I thought what happened on the ice stayed on the ice, or something. (Somebody needs to re-write the unwritten code) Sean Avery displayed his inability to let go of Elisha Cuthbert to the media the way a crying failed contestant on American Idol yells to the judges that "ya'll haven't heard the last of me! Ya'll missed your chance!" James Wiesniewski didn't. He told Sean Avery to blow him. The only way this is a controversy is if Graham James is involved.
Damien Cox decided to compare the Wisniewski action to the Niklas Hjalmarsson hit, also from yesterday, which sent Pominville off the ice in a stretcher.
Ugly hit, yes. Suspension-worthy, yes. Malicious, no. Hjalmarsson is a guy who had 20 PIMs last year, all minors. Like Pominville, he got caught out of position and had a momentary lapse of judgment. This is the type of hit that puts somebody into the 'repeat offender' category and nothing more.
Does the NHL value class or safety more? Does is despise vulgarity more, or actions which put other players in unnecessary physical danger?Class or safety? The only player who isn't safe when Hjalmarsson is on the ice is Marty Turco (Hjalmarsson is a -4 already this year)
After 20 years of seeing various nefarious misdeeds on the rink, I can't tell you with any honesty what will transpire in either case.Nefarious misdeed? Is that a synonym for "isolated incident" which is what both of these cases are?
If Damien Cox is so concerned about class and protecting the children, maybe him and the rest of the hockey media who are so concerned should stop talking about it. TSN ran the video in their highlight package, except they blurred the gesture. Again, if TSN is concerned about the children, then don't show it.

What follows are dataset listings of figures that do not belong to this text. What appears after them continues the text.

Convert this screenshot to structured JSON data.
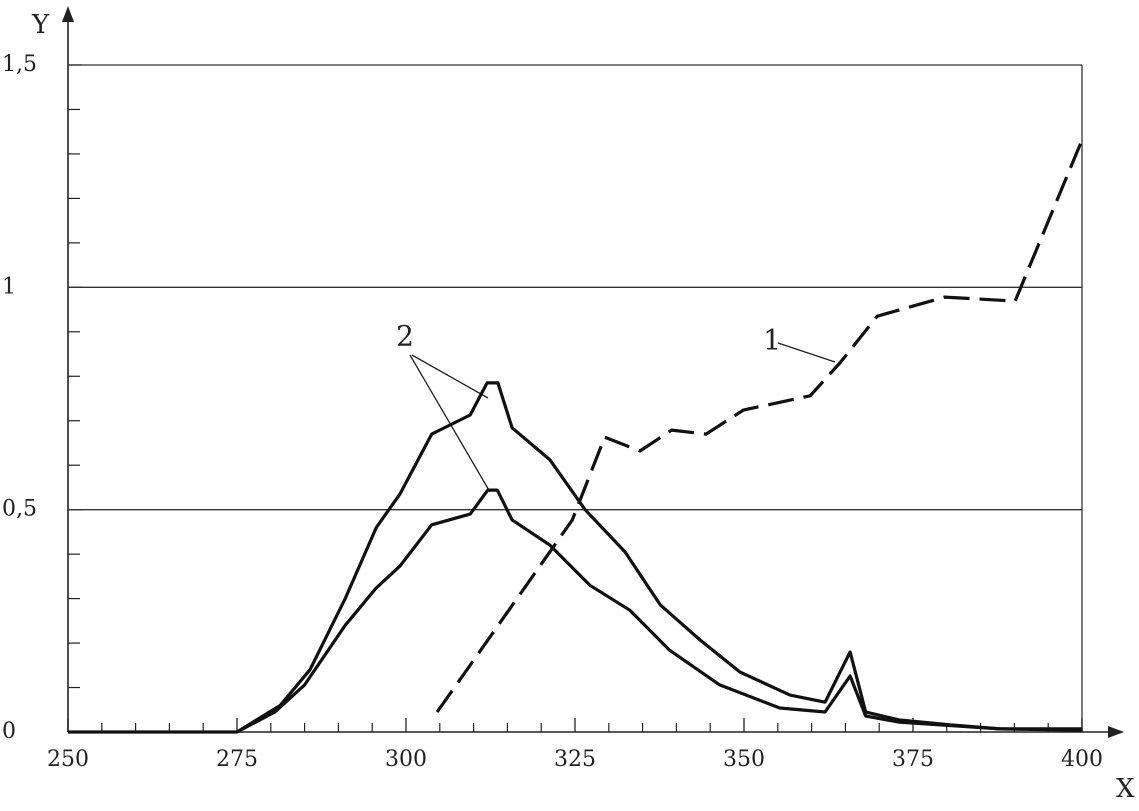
{
  "chart_data": {
    "type": "line",
    "x_label": "X",
    "y_label": "Y",
    "xlim": [
      250,
      400
    ],
    "ylim": [
      0,
      1.5
    ],
    "xticks": [
      250,
      275,
      300,
      325,
      350,
      375,
      400
    ],
    "xminorticks": [
      255,
      260,
      265,
      270,
      280,
      285,
      290,
      295,
      305,
      310,
      315,
      320,
      330,
      335,
      340,
      345,
      355,
      360,
      365,
      370,
      380,
      385,
      390,
      395
    ],
    "yticks": [
      {
        "value": 0,
        "label": "0"
      },
      {
        "value": 0.5,
        "label": "0,5"
      },
      {
        "value": 1,
        "label": "1"
      },
      {
        "value": 1.5,
        "label": "1,5"
      }
    ],
    "yminorticks": [
      0.1,
      0.2,
      0.3,
      0.4,
      0.6,
      0.7,
      0.8,
      0.9,
      1.1,
      1.2,
      1.3,
      1.4
    ],
    "grid": true,
    "series": [
      {
        "color": "#111",
        "dashed": true,
        "x": [
          304.6,
          309.2,
          324.6,
          329.4,
          334.6,
          339.3,
          344.4,
          349.9,
          359.8,
          364.3,
          369.7,
          379.7,
          390.1,
          400
        ],
        "values": [
          0.045,
          0.144,
          0.477,
          0.663,
          0.632,
          0.679,
          0.67,
          0.724,
          0.756,
          0.832,
          0.935,
          0.978,
          0.969,
          1.331
        ]
      },
      {
        "color": "#111",
        "dashed": false,
        "x": [
          250,
          275,
          281.4,
          285.8,
          291,
          295.6,
          299.1,
          303.8,
          309.5,
          312,
          313.6,
          315.7,
          321.3,
          326.5,
          332.4,
          337.6,
          343.5,
          349.4,
          356.8,
          362,
          365.7,
          368,
          373,
          380.5,
          387.9,
          400
        ],
        "values": [
          0,
          0,
          0.06,
          0.14,
          0.3,
          0.46,
          0.535,
          0.67,
          0.713,
          0.785,
          0.785,
          0.684,
          0.612,
          0.5,
          0.405,
          0.286,
          0.207,
          0.135,
          0.083,
          0.067,
          0.18,
          0.045,
          0.027,
          0.016,
          0.007,
          0.007
        ]
      },
      {
        "color": "#111",
        "dashed": false,
        "x": [
          275,
          280.6,
          285,
          291,
          295.6,
          299.1,
          303.8,
          309.5,
          312.1,
          313.5,
          315.7,
          321.3,
          327.2,
          333.1,
          339,
          346.4,
          355.3,
          362,
          365.7,
          368,
          373,
          387.9,
          400
        ],
        "values": [
          0,
          0.045,
          0.106,
          0.24,
          0.324,
          0.373,
          0.466,
          0.49,
          0.544,
          0.544,
          0.477,
          0.42,
          0.33,
          0.274,
          0.184,
          0.106,
          0.054,
          0.045,
          0.126,
          0.036,
          0.022,
          0.007,
          0.004
        ]
      }
    ],
    "annotations": [
      {
        "text": "1"
      },
      {
        "text": "2"
      }
    ]
  }
}
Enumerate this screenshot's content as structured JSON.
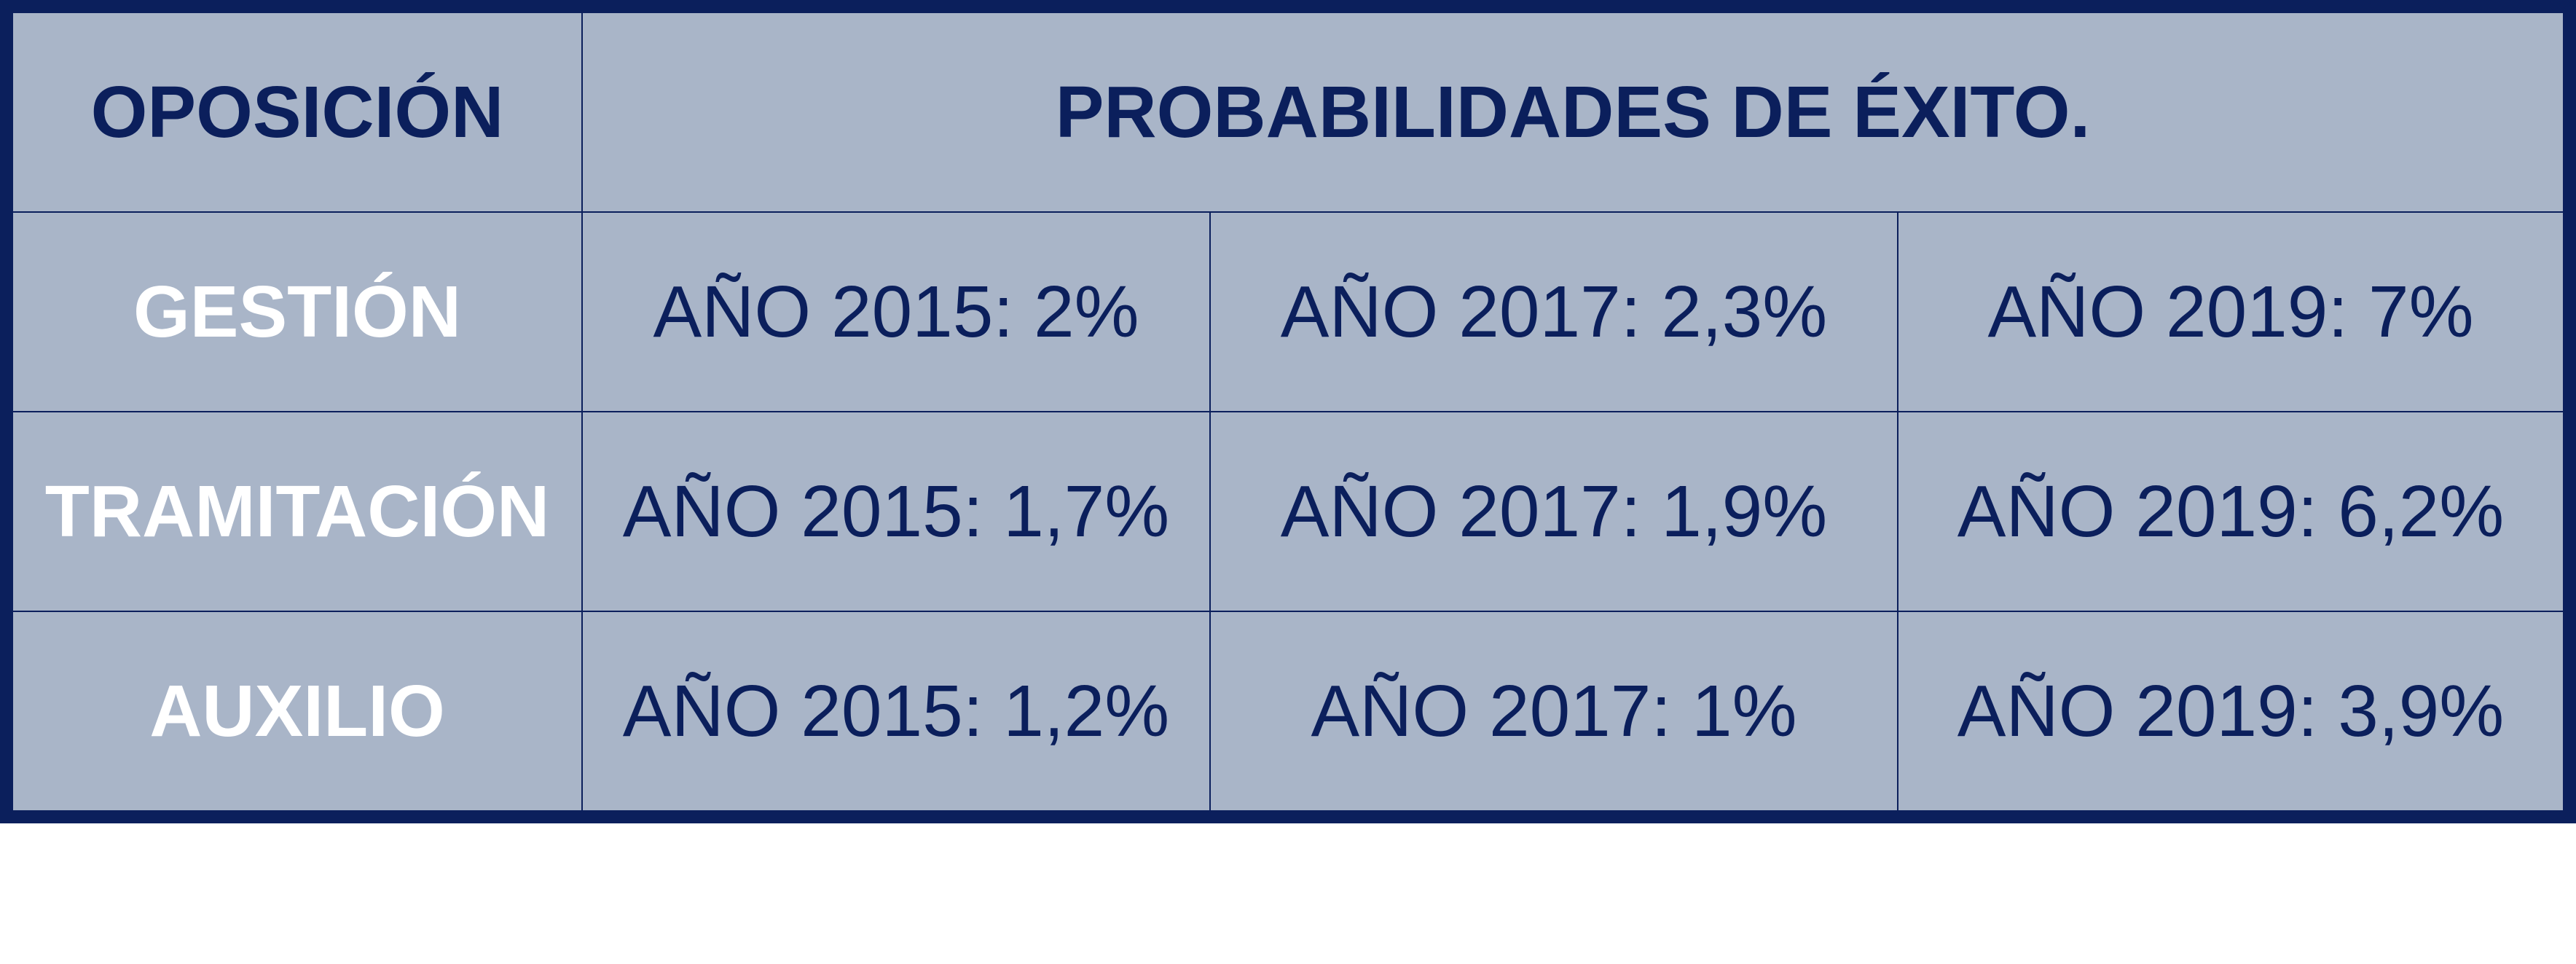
{
  "table": {
    "header": [
      "OPOSICIÓN",
      "PROBABILIDADES DE ÉXITO."
    ],
    "rows": [
      [
        "GESTIÓN",
        "AÑO 2015: 2%",
        "AÑO 2017: 2,3%",
        "AÑO 2019: 7%"
      ],
      [
        "TRAMITACIÓN",
        "AÑO 2015: 1,7%",
        "AÑO 2017: 1,9%",
        "AÑO 2019: 6,2%"
      ],
      [
        "AUXILIO",
        "AÑO 2015: 1,2%",
        "AÑO 2017: 1%",
        "AÑO 2019: 3,9%"
      ]
    ]
  }
}
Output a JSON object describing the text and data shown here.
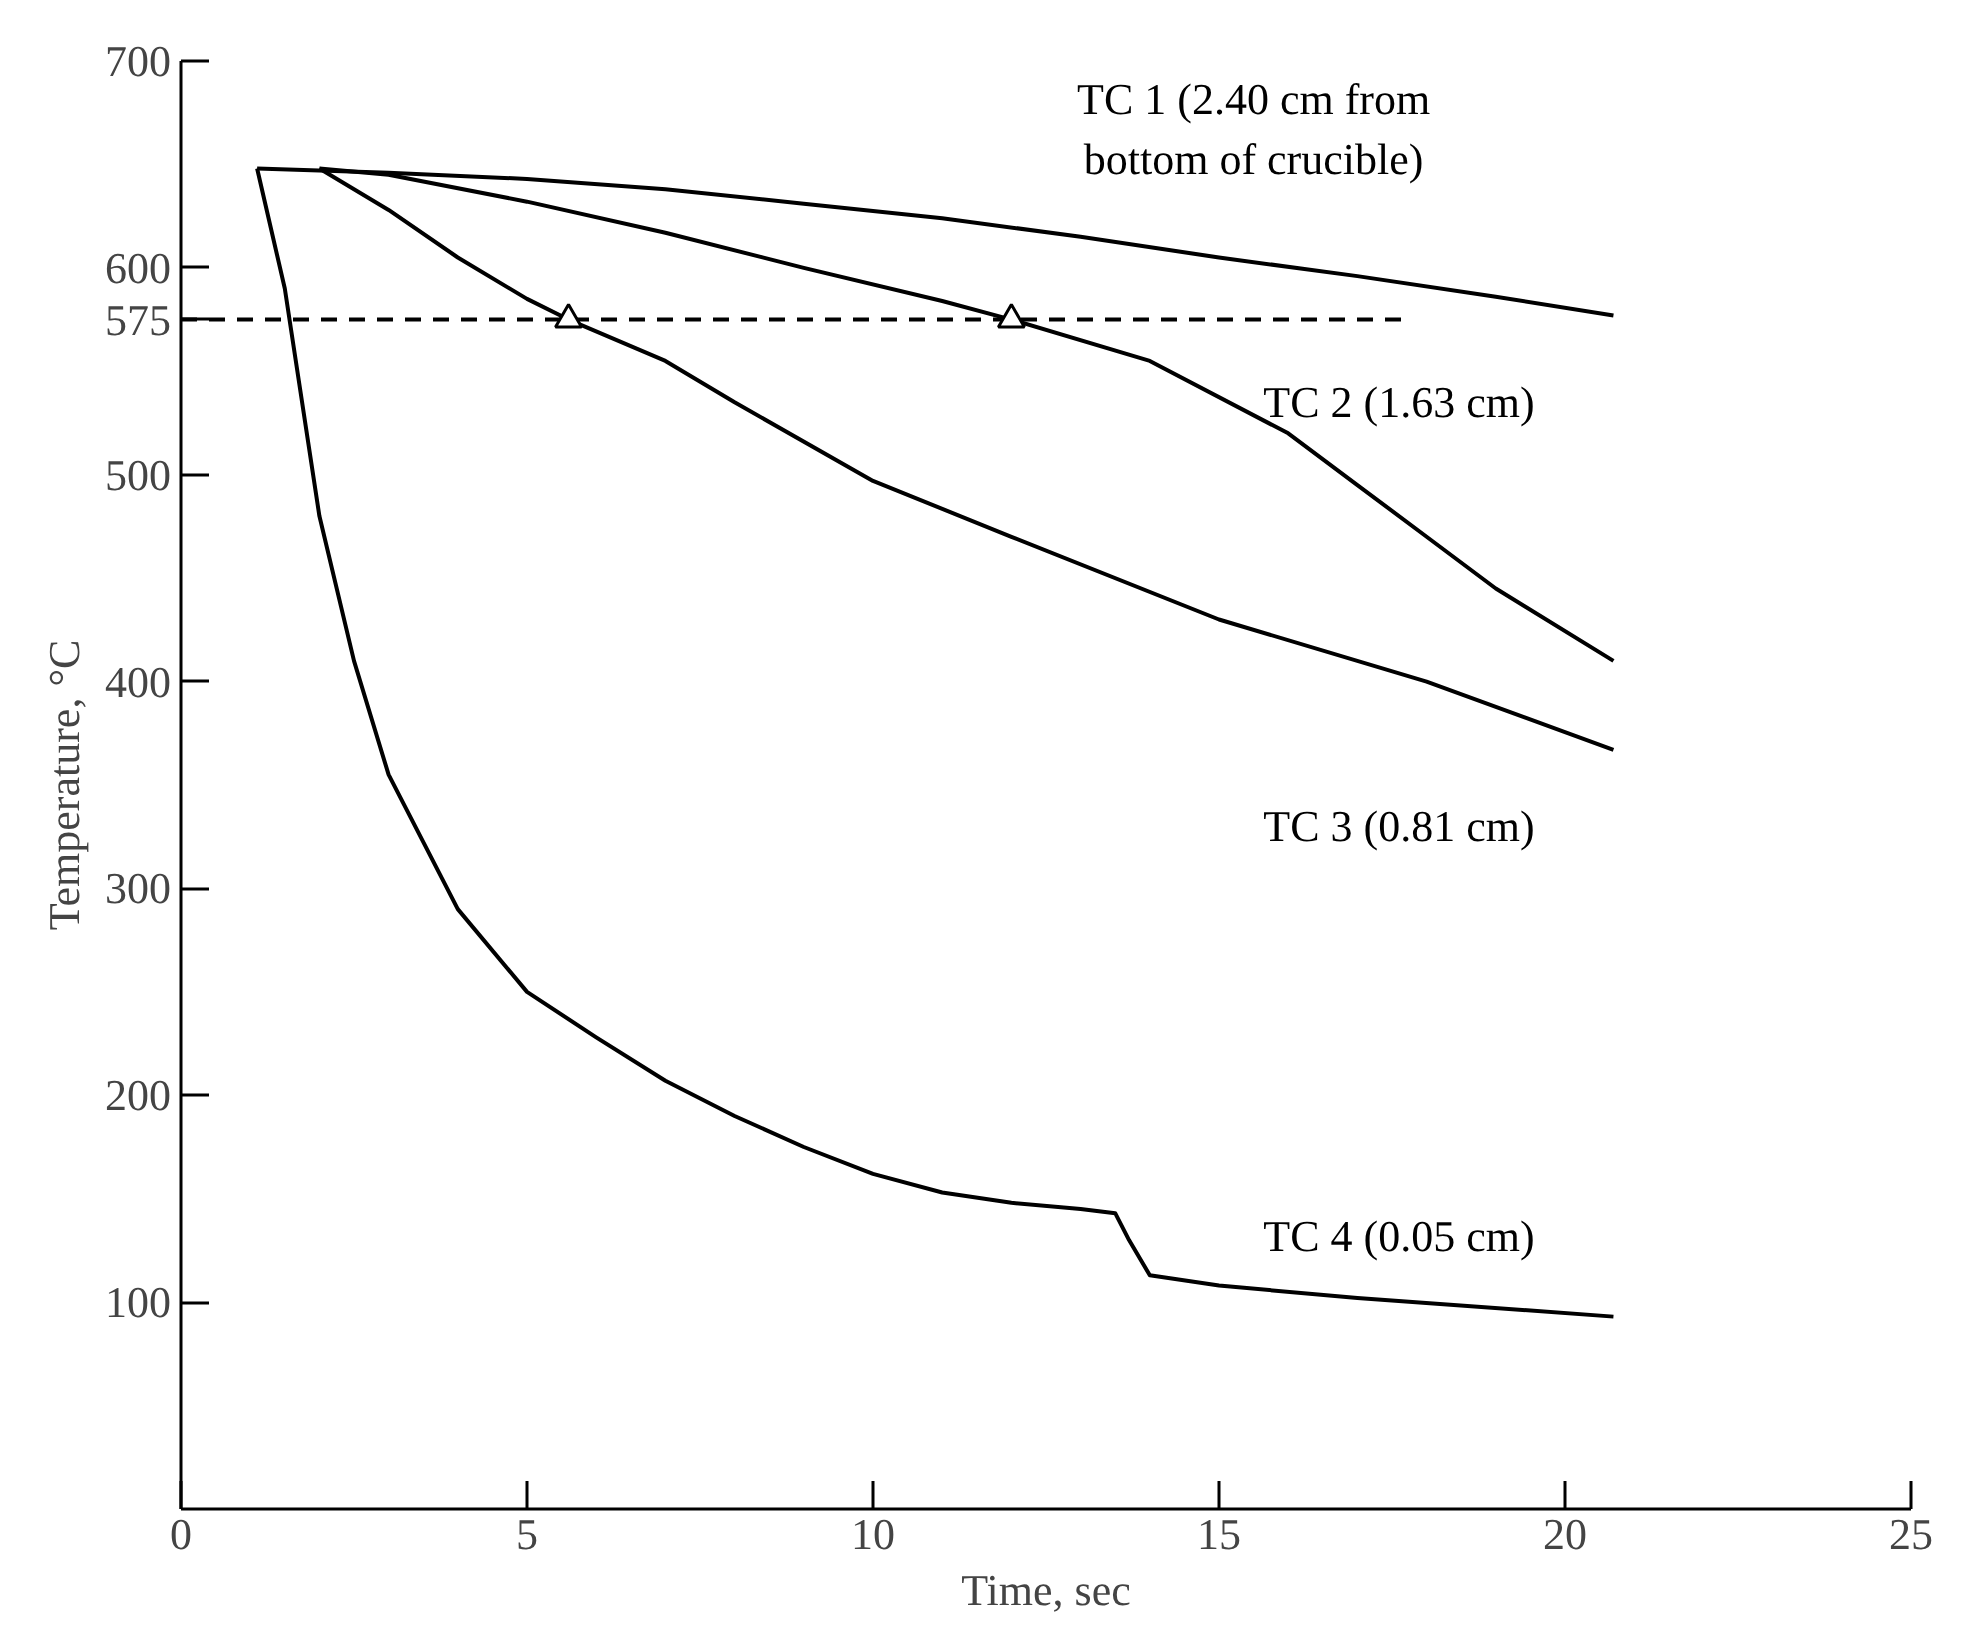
{
  "chart_data": {
    "type": "line",
    "xlabel": "Time, sec",
    "ylabel": "Temperature, °C",
    "xlim": [
      0,
      25
    ],
    "ylim": [
      0,
      700
    ],
    "xticks": [
      0,
      5,
      10,
      15,
      20,
      25
    ],
    "yticks": [
      100,
      200,
      300,
      400,
      500,
      575,
      600,
      700
    ],
    "grid": false,
    "marker": "none",
    "line_style": "solid",
    "series": [
      {
        "color": "#000000",
        "x": [
          1.1,
          3,
          5,
          7,
          9,
          11,
          13,
          15,
          17,
          19,
          20.7
        ],
        "values": [
          648,
          646,
          643,
          638,
          631,
          624,
          615,
          605,
          596,
          586,
          577
        ]
      },
      {
        "color": "#000000",
        "x": [
          2,
          3,
          5,
          7,
          9,
          11,
          12,
          14,
          16,
          17,
          18,
          19,
          20.7
        ],
        "values": [
          648,
          645,
          632,
          617,
          600,
          584,
          575,
          555,
          520,
          495,
          470,
          445,
          410
        ]
      },
      {
        "color": "#000000",
        "x": [
          2,
          3,
          4,
          5,
          5.6,
          7,
          8,
          10,
          12,
          15,
          18,
          20.7
        ],
        "values": [
          648,
          628,
          605,
          585,
          575,
          555,
          535,
          497,
          470,
          430,
          400,
          367
        ]
      },
      {
        "color": "#000000",
        "x": [
          1.1,
          1.5,
          2,
          2.5,
          3,
          4,
          5,
          6,
          7,
          8,
          9,
          10,
          11,
          12,
          13,
          13.5,
          13.7,
          14,
          15,
          17,
          20.7
        ],
        "values": [
          648,
          590,
          480,
          410,
          355,
          290,
          250,
          228,
          207,
          190,
          175,
          162,
          153,
          148,
          145,
          143,
          130,
          113,
          108,
          102,
          93
        ]
      },
      {
        "color": "#000000",
        "type": "line",
        "line_style": "dashed",
        "x": [
          0,
          17.7
        ],
        "values": [
          575,
          575
        ]
      },
      {
        "color": "#000000",
        "type": "scatter",
        "marker": "triangle",
        "x": [
          5.6,
          12
        ],
        "values": [
          575,
          575
        ]
      }
    ],
    "annotations": [
      "TC 1 (2.40 cm from\nbottom of crucible)",
      "TC 2 (1.63 cm)",
      "TC 3 (0.81 cm)",
      "TC 4 (0.05 cm)"
    ]
  }
}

It reminds of when Paul McCartney was asked by an interviewer whether he did drugs. McCartney said yes. The interviewer asked whether he was going to be seen as a bad influence, to which McCartney replied "I'm not the one publishing it."
Will one action deserve only a slap on the wrist, or both? Will Colin Campbell decide enough is enough and hammer both Wisnewski and Hjalmarsson?
Only Campbell knows, and as he awakes this morning, he probably doesn't know, either.
Well that makes a whole lot of sense. Thanks for clarifying it for me.
For what it's worth, Hjalmarsson deserves two or three games and a target on his back for the next time he does something like this, which may be never. Wisniewski deserves nothing until he starts slandering ex-girlfriends in the press or acting like a pest for being a pest on the ice reccurently and actually becomes a threat to the 'class' of the game.